Ora, l’articolo 143-bis del codice civile dispone: “la moglie aggiunge al proprio cognome quello del marito e lo conserva durante lo stato vedovile, fino a che passi a nuove nozze”.
La norma è frutto della riforma del diritto di famiglia degli anni ‘70 ed è un risultato un po’ mal riuscito del tentativo di dare piena parità tra coniugi. Si supera in parte l’antico regime patriarcale della sostituzione del cognome della famiglia d’origine con quella del marito, prevedendo il mantenimento, quindi, del cognome di nascita ed aggiungendo a questo quello del marito.
In effetti, comunque, l’aggiunta del cognome del marito non ha alcun particolare rilievo giuridico: all’anagrafe la donna coniugata resta registrata col cognome della famiglia di origine.
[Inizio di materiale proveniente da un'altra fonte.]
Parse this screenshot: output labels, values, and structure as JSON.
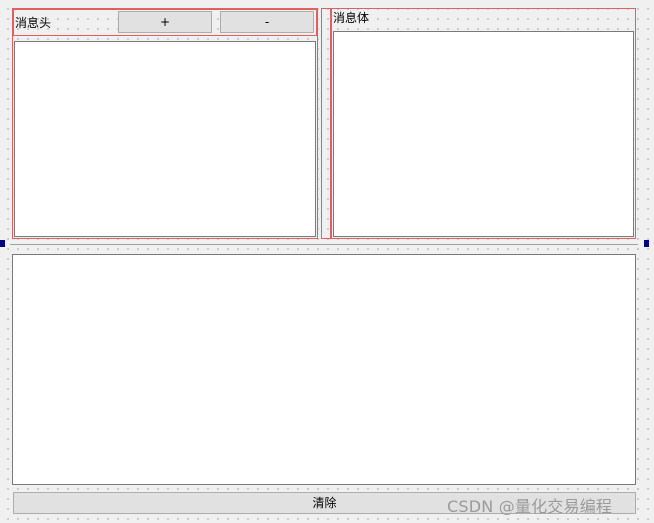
{
  "top_left_panel": {
    "title": "消息头",
    "add_button_label": "+",
    "remove_button_label": "-"
  },
  "top_right_panel": {
    "title": "消息体"
  },
  "bottom": {
    "clear_button_label": "清除"
  },
  "watermark": {
    "text": "CSDN @量化交易编程"
  },
  "colors": {
    "layout_border": "#e06060",
    "background": "#f0f0f0",
    "button_face": "#e1e1e1",
    "handle": "#000080"
  }
}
E se in un procedimento amministrativo o giurisdizionale venisse indicata col solo cognome del marito, risulterebbe l’invalidità degli atti.
Presentare come campionesse della parità dei diritti due donne, certamente importanti, che però, un po’ in barba a difficili ed ancora parziali conquiste della parità, per identificarsi, darsi lustro ed emergere utilizzano schemi del vecchio diritto di famiglia, presentandosi col cognome del marito, se “altisonante”, francamente non appare sul piano oggettivo, un grande aiuto alla parità.
Sarà un piccolo dettaglio, forse, poco rilevante rispetto al cursus honorum delle due. Un segnale, comunque, che oggettivamente stona con la retorica della “donna al Quirinale” mielosamente diffuso nei media.